When I read that one word sentence, “Flu,” it was like being struck by lightning. I remembered reading about the December 1918 Spanish Influenza – La Grippe, they called it – a worldwide pandemic that killed more than 25 million people. More people died of this influenza in a single year than in the four years (1347 to 1351) of the Black Death. One of the victims in 1918 was my wife’s grandmother and I have been told by many that their families were also affected.
A Stanford University website suggests the effect of the epidemic was so severe that the average life span in the US was depressed by 10 years. People were struck with illness on the street and died rapid deaths. One anecdote from the era was of four women playing bridge together late into the night – overnight, three of the women died from influenza. Stories are told of people on their way to work suddenly developing the flu and dying within hours.

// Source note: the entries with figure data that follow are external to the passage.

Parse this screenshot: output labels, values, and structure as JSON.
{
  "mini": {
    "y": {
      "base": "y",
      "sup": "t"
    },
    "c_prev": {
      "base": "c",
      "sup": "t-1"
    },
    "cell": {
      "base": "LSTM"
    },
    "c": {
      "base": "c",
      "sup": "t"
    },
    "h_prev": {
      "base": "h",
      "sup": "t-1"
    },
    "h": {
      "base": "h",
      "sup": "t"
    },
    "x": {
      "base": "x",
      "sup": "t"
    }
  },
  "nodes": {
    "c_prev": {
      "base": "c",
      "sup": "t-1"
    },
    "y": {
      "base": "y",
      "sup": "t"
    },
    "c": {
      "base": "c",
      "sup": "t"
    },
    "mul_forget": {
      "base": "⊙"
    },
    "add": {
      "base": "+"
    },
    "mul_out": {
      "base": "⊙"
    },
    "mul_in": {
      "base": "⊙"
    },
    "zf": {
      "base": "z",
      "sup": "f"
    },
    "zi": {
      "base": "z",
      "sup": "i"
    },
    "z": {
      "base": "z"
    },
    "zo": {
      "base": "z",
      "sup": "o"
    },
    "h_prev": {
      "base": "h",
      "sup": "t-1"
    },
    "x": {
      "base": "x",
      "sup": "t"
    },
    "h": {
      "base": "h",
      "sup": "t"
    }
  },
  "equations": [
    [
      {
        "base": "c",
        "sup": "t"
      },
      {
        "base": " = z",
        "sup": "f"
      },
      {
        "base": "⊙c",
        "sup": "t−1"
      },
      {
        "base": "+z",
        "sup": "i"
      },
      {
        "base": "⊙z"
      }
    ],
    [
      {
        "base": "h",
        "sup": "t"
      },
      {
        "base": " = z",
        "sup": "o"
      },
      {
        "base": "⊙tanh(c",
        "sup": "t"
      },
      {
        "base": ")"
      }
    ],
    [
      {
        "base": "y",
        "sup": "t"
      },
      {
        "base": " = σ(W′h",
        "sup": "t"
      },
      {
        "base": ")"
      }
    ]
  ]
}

One physician wrote that patients with seemingly ordinary influenza would rapidly “develop the most viscous type of pneumonia” and later when cyanosis appeared in the patients, “it was simply a struggle for air until they suffocated.” Another physician recalls that his influenza patients “died struggling to clear their airways of a blood-tinged froth that sometimes gushed from their nose and mouth.”
The physicians were helpless, but the children of the time would skip rope to the rhyme:
I had a little bird, Its name was Enza.
I opened the window, And in-flu-Enza.
So Who Were These People?
Smith we now know, but who was J. E. Peck? Peck addressed this card to Mr. T. T. Young of Saco, Maine. Saco is a suburb of Portland, Maine – approximately 15 miles south-west. In the message Peck wrote, “Will report for duty Friday.” What kind of duty? We could assume that people who report for duty are doctors, clergymen, professors, and most likely other professionals. I thought it fair to rule-out military. I couldn’t resist the temptation to know more. I emailed the public library in Saco and asked the reference librarian to search their local directories for the names Young and Peck.
The following is what has been found . . . in the January 1904 Sloyd Directory, a recording of the activities, principles and personnel of the Sloyd Training School of Boston, the name Theodore T. Young appears with the title of Superintendent of Schools of Saco, Maine. There was no J. E. Peck listed in any contemporary source, but there were Pecks who lived in Saco in the 1920s and as of 2008 there is at least one person with the name Peck living on Grey Street in Saco.